Someone told me recently that the archival materials that Chinese have on the Khmer Rouge will remain classified for 50 years. So we still have a couple of decades or so before people will be able to see what information might be there.
Potentially there could be some very interesting material, as there were more Chinese from the PRC in Cambodia during the Khmer Rouge period, when the country was officially known as Democratic Kampuchea, than people from any other nation.
I recently got access to a database of the articles in the PRC newspaper, the People’s Daily (Renmin Ribao). I was curious to see what was reported in that paper about Cambodia under the rule of the Khmer Rouge.
There were not many articles, but there were some, such as the one below which was a report by some people who worked for China Telecom (中国电信 – I’m not sure if this is how this name should be translated) about a visit that they made to Democratic Kampuchea in November 1977.
The first half of the article is here below. It is from the 2 February 1978 issue of the People’s Daily. I will post the second half later.
It presents a pretty rosy picture of DK-PRC relations. To be fair, the relations between Chinese advisors and their DK colleagues may have been good. What was happening out the in countryside by that time, however, was of course another story.
The Militant Friendship between the Chinese and Kampuchean Peoples Endlessly Develops
In order to establish and develop telecommunications links between China and Kampuchea, a delegation from China Telecom paid a friendly visit to Democratic Kampuchea in November of last year of. For us, this visit was a good opportunity to learn about the heroic people of Kampuchea.
During our visit to Democratic Kampuchea, we experienced everywhere the deep militant friendship of the Kampuchean people towards the Chinese people. As soon as we stepped off the plane, we received a warm welcome from comrades from the Ministry of Foreign Affairs of Democratic Kampuchea and the Transportation Committee. They stated: “We warmly welcome the Chinese comrades. We hope that your coming to us here is just like being at home, because we are comrades, we are brothers.” In short, it was a full expression of the Kampuchean comrades’ sincere feelings toward us.

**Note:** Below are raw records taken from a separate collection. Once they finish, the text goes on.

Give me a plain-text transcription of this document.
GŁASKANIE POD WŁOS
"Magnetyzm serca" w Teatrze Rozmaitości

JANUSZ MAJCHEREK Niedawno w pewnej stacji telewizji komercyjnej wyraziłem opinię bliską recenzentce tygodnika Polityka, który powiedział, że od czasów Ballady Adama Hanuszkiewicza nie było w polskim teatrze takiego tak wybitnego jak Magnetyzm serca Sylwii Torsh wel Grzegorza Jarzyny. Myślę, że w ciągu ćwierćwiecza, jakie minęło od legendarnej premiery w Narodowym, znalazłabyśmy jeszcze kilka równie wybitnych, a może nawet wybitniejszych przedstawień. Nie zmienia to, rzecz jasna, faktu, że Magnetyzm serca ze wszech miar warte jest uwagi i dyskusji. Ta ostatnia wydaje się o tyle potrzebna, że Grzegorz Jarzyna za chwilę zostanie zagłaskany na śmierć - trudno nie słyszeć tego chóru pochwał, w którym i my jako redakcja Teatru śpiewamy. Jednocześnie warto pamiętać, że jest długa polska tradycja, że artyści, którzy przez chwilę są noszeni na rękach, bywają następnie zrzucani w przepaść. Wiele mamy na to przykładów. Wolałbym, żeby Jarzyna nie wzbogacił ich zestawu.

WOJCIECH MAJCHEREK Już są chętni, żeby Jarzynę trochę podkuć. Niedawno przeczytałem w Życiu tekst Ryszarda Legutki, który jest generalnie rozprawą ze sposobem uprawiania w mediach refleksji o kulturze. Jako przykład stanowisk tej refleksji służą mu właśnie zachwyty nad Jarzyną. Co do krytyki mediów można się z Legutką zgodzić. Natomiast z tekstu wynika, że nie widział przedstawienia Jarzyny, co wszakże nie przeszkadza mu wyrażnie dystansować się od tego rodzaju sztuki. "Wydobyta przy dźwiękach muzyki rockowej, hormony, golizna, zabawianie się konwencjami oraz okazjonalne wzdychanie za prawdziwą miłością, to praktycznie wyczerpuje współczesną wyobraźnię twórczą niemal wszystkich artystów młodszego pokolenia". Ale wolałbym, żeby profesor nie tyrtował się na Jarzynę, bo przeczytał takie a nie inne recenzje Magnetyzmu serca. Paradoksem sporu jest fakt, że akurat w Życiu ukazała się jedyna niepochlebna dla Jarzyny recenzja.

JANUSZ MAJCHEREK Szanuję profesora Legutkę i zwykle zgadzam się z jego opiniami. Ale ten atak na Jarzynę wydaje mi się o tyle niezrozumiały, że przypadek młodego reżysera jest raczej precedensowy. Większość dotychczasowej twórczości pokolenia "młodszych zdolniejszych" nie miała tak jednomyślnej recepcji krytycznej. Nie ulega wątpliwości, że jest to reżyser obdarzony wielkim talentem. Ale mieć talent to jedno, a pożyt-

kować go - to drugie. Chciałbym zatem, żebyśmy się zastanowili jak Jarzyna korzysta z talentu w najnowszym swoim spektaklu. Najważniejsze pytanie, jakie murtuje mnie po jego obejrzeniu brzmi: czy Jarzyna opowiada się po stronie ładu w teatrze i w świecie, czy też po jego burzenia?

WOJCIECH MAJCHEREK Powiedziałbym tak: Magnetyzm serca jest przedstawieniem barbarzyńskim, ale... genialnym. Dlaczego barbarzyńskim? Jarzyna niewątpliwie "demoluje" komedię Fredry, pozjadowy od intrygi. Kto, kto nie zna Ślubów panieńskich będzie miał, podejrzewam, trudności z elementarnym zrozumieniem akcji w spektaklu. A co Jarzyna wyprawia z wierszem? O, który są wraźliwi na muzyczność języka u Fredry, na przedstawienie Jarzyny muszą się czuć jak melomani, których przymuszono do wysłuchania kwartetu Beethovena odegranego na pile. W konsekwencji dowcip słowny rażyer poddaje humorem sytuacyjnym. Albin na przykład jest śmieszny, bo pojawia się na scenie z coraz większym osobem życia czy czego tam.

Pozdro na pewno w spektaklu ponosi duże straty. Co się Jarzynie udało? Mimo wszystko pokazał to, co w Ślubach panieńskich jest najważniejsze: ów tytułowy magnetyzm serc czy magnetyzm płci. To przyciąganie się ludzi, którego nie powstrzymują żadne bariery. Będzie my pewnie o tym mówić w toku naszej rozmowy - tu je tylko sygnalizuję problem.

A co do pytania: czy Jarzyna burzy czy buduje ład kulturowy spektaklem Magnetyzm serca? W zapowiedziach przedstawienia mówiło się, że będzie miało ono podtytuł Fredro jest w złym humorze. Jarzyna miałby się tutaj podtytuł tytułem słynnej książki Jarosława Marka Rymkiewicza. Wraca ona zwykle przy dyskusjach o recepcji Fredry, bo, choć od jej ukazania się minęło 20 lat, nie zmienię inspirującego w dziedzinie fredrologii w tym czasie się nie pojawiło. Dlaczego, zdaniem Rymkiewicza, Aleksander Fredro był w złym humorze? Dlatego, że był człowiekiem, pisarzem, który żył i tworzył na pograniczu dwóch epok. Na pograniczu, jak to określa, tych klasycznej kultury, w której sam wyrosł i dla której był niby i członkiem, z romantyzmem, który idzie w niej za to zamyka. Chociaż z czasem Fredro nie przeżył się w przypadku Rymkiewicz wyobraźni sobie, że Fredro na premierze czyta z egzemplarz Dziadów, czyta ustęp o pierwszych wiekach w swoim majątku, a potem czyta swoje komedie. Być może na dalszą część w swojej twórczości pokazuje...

After we arrived in Kampuchea, the Kampuchean comrades were very thorough in taking care of our living arrangements, and made us feel as happy and warm as if we were at home. While we were visiting sites outside, one of the comrades in our delegation who was unaccustomed to the climate, became ill upon returning to Phnom Penh. The Kampuchean comrades immediately requested that a doctor come from the hospital.
A comrade waiter realized that our comrade had not eaten all day, and although it was already past 11 at night, he immediately cooked some delicious green bean porridge and some tasty vegetable dishes and delivered them to the residence of our delegation.
The next day that doctor came first thing in the morning to visit, and said to the comrade that she would come two times each day to keep track of [the comrade’s] condition. When we heard this we were all very moved. Our comrade quickly recovered under the expert treatment of the Kampuchean comrades, however that doctor still came twice a day and continued to provide acupuncture treatment and medicine. This made [our comrade] feel apologetic, especially seeing how the needles and medicine that were being used were the best. He immediately thought of how Kampuchea has only recently been liberated, and medicine is in short supply. Unable to conceal the excited emotions in his heart, he said to the doctor, “My illness is better. Leave the needles and medicine for the Kampuchean comrades!” The doctor then said with complete sincerity, “That is ok. You still need to gain strength. The illness that you contracted in Kampuchea must be fully treated on Kampuchea’s national soil.”